A one-dimensional, steady-state, two-phase, isothermal numerical simulations were performed to investigate the effect on cell performance of a PEM fuel cell under non-uniform porosity of gas diffusion layer. In the simulation, the non-uniform porosity of gas diffusion layer was taken into account to analyze the transport phenomena of water flooding and mass transport in the gas diffusion layer. The porosity of the gas diffusion layer is treated as a linear function. Furthermore, the structure of the catalyst layer is considered to be a cylindrical thin-film agglomerate. Regarding the distribution analysis of liquid water saturation, oxygen concentration and water concentration depend on the porosity of gas diffusion layer. In the simulation, the ε_CG and ε_GC represent the porosity of the interfaces between the channel and gas diffusion layer and the gas diffusion layer and the catalyst layer, respectively.

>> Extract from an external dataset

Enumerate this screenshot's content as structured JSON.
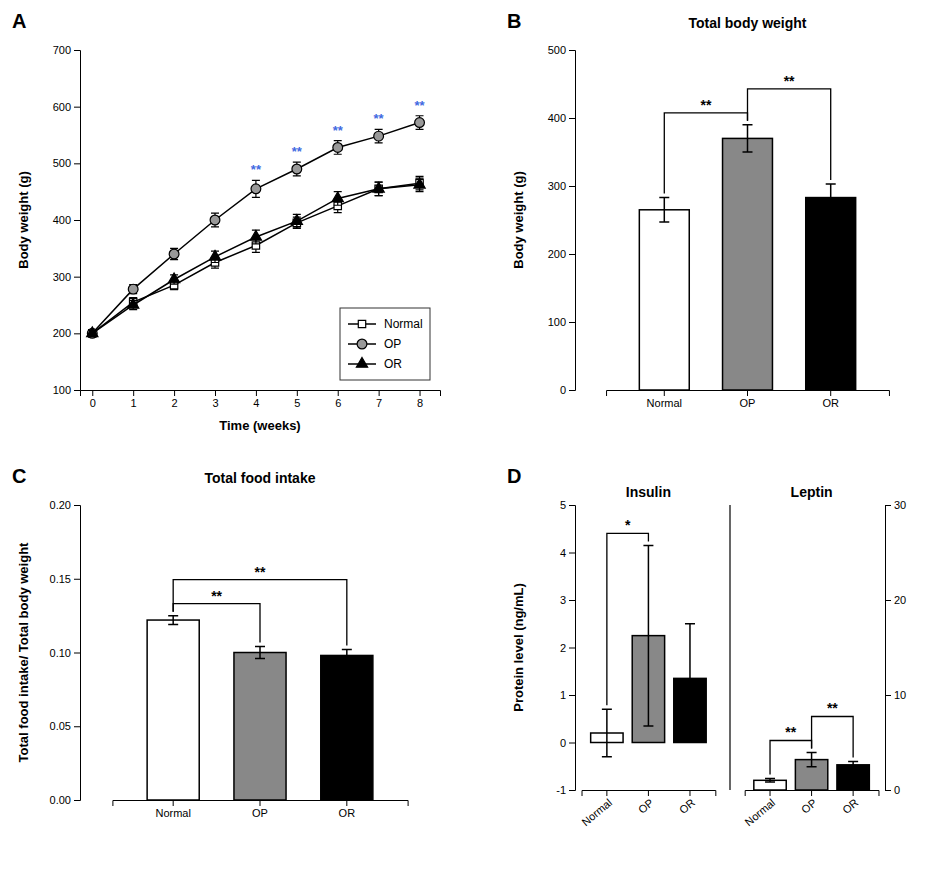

The simulation results indicate that when the (ε_CG, ε_GC) = (0.8, 0.4), higher liquid water saturation appears in the gas diffusion layer and the catalyst layer. On the contrary, when the (ε_CG, ε_GC) = (0.4, 0.4), lower liquid water saturation appears. Once the liquid water produced by the electrochemical reaction and condensate of vapor water may accumulate in the open pores of the gas diffusion layer and reduced the oxygen transport to the catalyst sites. This research attempts to use a thin-film agglomerate model, which analyze the significant transport phenomena of water flooding and mass transport under linear porosity gradient of gas diffusion layer in the cathode of a PEM fuel cell.